I wanted to join Aaron in venting some spleen about Elizabeth Rosenthal’s maddening story from this morning’s New York Times. How can it possibly be legal for your doctor to charge you out-of-network rates when you show at up an in-network emergency room? And how can we change the law to get at the problem?
I answered the first question last week in response to an earlier installment in Rosenthal’s series. Briefly: when you show up at an ER, you’re given an incomprehensible contract to sign. Among the terms you don’t read, you agree to pay the on-call ER physician for her services, whether or not the physician happens to be in-network. Given this “agreement,” the out-of-network physician can name her price.
Now, the courts won’t generally enforce contractual terms to the extent they deviate from what a reasonable person would agree to pay. That’s especially so if you were in medical distress when you signed the contract. It should be possible, especially in these ER cases, to persuade courts that the out-of-network doc should only be paid a reasonable fee—maybe the rate that the patient’s insured would have paid, maybe Medicare rates.
But the amounts in dispute will rarely be large enough to justify litigating. From the patient’s perspective, the smartest thing would be to pay the damn bill.
What’s to be done about this? One straightforward move would be for HHS to invoke its authority under the ACA to “establish criteria” to assure that exchange plans have adequate networks. From Rosenthal’s article, it sounds like a bunch of insurers have no in-network ER docs at all. Why not require exchange plans to contract with ER docs at each of their in-network hospitals?
That’d be a good first step, but HHS’s authority under the ACA does not extend to employer-based insurance purchased outside the exchanges. To get at those plans, state insurance commissioners would have to step up to the plate. State network-adequacy laws vary widely, but most give the commissioners a measure of flexibility in crafting new rules. Following HHS’s lead, or blazing a path on their own, they could require insurers to include ER docs in their networks.
Even if state insurance commissioners acted, however, we’d still be left with a regulatory gap. A federal law—ERISA—strips states of the power to regulate self-funded employer-sponsored plans. And there’s no federal law requiring self-funded plans to have adequate networks.
So does Congress need to act? Maybe. But the Department of Labor, which oversees ERISA plans, could perhaps implement a partial solution even without new legislation. Here’s what I’m thinking. The ACA caps the amount that an individual or family can pay out of pocket in a given year. Typically, out-of-network bills don’t count toward the out-of-pocket cap. The idea is that, if you choose to go out of network, your insurer shouldn’t be on the hook.

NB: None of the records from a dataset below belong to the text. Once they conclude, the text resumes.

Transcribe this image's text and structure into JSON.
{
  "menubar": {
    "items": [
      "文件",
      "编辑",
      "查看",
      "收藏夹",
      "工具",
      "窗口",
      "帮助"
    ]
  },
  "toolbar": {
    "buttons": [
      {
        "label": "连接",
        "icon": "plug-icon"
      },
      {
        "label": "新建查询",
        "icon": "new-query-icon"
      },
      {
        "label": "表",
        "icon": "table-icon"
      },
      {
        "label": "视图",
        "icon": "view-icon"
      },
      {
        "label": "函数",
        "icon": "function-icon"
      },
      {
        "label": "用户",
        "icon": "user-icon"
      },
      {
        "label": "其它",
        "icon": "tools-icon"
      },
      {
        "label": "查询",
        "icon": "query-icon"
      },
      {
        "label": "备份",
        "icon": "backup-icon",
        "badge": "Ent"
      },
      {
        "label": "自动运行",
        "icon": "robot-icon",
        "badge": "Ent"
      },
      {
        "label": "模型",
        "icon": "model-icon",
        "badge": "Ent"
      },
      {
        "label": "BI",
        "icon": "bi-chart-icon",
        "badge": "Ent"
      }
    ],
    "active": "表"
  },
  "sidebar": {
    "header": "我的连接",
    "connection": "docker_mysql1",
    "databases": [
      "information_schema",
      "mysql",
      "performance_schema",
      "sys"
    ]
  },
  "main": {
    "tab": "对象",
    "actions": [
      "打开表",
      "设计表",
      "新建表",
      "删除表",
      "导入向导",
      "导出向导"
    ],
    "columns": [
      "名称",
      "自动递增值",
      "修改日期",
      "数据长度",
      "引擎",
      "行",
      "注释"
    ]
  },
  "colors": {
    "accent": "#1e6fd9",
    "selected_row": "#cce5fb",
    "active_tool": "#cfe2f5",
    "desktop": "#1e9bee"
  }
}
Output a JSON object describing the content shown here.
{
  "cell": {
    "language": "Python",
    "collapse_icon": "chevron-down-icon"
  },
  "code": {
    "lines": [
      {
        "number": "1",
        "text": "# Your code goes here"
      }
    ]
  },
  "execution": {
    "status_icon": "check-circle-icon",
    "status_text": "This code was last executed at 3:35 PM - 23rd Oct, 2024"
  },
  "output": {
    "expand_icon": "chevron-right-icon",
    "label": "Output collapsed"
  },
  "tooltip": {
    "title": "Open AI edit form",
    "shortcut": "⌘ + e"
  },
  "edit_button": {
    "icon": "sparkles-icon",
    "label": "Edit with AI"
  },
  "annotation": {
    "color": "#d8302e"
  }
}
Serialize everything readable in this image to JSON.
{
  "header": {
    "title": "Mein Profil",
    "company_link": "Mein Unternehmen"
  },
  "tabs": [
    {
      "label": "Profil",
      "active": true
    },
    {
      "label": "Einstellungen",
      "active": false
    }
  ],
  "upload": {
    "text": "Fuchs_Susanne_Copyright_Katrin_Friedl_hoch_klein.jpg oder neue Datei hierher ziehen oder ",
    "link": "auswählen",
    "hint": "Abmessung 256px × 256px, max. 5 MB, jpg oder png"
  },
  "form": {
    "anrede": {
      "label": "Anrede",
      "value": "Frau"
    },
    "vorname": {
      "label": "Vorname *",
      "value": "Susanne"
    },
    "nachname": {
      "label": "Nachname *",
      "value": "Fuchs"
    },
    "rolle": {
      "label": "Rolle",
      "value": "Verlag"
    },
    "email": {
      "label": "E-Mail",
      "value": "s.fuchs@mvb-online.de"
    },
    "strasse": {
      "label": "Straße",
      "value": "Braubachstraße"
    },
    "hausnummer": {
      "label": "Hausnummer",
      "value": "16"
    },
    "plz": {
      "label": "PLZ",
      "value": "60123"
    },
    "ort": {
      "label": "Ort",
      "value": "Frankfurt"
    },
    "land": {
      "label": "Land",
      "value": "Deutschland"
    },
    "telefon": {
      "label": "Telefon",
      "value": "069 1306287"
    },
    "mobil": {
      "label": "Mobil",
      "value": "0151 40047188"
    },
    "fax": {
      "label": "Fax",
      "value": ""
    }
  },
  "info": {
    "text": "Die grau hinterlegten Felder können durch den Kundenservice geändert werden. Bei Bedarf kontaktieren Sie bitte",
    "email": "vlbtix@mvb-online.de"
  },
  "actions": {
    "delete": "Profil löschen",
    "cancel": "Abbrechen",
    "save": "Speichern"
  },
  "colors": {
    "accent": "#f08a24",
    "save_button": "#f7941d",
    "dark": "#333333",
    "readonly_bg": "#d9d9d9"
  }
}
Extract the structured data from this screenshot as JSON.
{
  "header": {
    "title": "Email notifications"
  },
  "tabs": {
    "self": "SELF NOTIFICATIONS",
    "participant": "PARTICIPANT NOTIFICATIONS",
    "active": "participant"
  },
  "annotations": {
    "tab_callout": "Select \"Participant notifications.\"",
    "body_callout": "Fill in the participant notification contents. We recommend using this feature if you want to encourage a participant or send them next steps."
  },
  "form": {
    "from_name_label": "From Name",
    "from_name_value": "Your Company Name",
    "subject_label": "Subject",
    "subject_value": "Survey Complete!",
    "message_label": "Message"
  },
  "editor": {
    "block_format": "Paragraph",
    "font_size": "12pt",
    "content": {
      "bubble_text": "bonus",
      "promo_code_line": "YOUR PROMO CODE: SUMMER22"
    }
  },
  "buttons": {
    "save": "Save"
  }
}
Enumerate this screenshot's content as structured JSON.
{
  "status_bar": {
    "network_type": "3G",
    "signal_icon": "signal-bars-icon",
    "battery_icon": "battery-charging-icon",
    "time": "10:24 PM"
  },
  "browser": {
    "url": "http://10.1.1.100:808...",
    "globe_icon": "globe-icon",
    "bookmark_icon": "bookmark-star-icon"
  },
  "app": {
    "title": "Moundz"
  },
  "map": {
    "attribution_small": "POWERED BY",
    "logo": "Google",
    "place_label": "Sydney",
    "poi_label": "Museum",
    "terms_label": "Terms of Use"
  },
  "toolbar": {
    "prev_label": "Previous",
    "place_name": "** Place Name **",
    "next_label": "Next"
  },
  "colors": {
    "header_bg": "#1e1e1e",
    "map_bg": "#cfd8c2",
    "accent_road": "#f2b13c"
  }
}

The absence of meaningful choice when it comes to emergency care may provide an opportunity for Labor to enact a rule treating the costs of such care differently. What if Labor issued a rule saying that payments to out-of-network ER docs would count toward the out-of-pocket spending cap, so long as the care was received at an in-network hospital?
This would be only a partial solution. Before they reach their out-of-pocket cap, patients would still be on the hook for out-of-pocket payments to ER physicians. But at least they’d have some financial security in the event that they racked up extraordinary out-of-pocket costs.
In any event, these sorts of abusive billing practices have got to end. Regulators have considerable latitude to act, even without legislative action. They should act, and soon.